West Virginia offensive coordinator / quarterbacks coach Dana Holgorsen believes his system can help develop an average player into a great player.
This spring, Holgorsen is putting an emphasis on evaluating talent and developing players.
Asked to compare the talent at West Virginia against the talent at the previous schools he has coached at, Holgorsen admitted, “I don’t know yet.”
“One thing this offense allows you to do is develop kids. You take a guy like Joel Filani, who was a 2-time all Big Twelve first team receiver his junior and senior year, went to the league and played a little bit, he was absolutely terrible for 2 straight years. So guys do develop. This is the beginning product. I mean, I think the talent is fine, but the way guys develop is what is most important to me.”
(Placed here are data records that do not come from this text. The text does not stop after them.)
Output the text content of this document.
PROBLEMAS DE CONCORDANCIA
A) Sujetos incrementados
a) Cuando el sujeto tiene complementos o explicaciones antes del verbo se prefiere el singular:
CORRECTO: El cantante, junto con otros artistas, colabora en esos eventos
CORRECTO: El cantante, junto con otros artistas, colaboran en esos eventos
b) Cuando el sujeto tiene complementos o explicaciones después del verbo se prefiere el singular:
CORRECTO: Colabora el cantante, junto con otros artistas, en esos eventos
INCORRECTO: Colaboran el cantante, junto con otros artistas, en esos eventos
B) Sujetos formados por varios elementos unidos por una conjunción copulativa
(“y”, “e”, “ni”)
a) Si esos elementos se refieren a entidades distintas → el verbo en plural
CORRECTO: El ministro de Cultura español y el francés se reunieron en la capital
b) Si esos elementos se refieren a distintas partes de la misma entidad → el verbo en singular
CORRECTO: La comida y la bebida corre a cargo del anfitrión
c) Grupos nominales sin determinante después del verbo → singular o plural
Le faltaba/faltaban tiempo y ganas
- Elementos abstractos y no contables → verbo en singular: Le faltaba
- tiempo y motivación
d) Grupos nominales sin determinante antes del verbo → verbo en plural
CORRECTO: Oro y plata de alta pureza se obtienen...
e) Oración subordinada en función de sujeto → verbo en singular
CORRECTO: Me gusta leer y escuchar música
“Last year at Oklahoma State, Justin Blackmon was the third best receiver about 2 weeks into camp. Just based on development and maturity, ended up being pretty good.”
“Maturity is the biggest thing. He (Blackmon) was 180 pounds in high school, so you don’t know how kids are going to develop from ages 18 to 22. He absorbed a lot and was really dedicated in the weight room.”
Geno Smith returns at quarterback for the Mountaineers.
Holgorsen said, “We’re playing at a fast rate. I’m force feeding Geno (Smith), too. They (the quarterbacks) stare a hole through me sometimes because they don’t get it. They get it, they turn. They don’t get it, they stare at me. That bothers me at times. I get aggravated, tell them to hurry up, go, and yell at them. We’re teaching them. I’m doing that on purpose.”
One thing Holgorsen doesn’t worry about is arm strength.
“I don’t care about arm strength. That’s about #9 on my list.”
West Virginia opens with Marshall, Norfolk State, and at Maryland. In week #4, LSU travels to Morgantown. The game will undoubtedly be nationally televised. We’re hoping to see Holgorsen crush a Red Bull just before kick-off.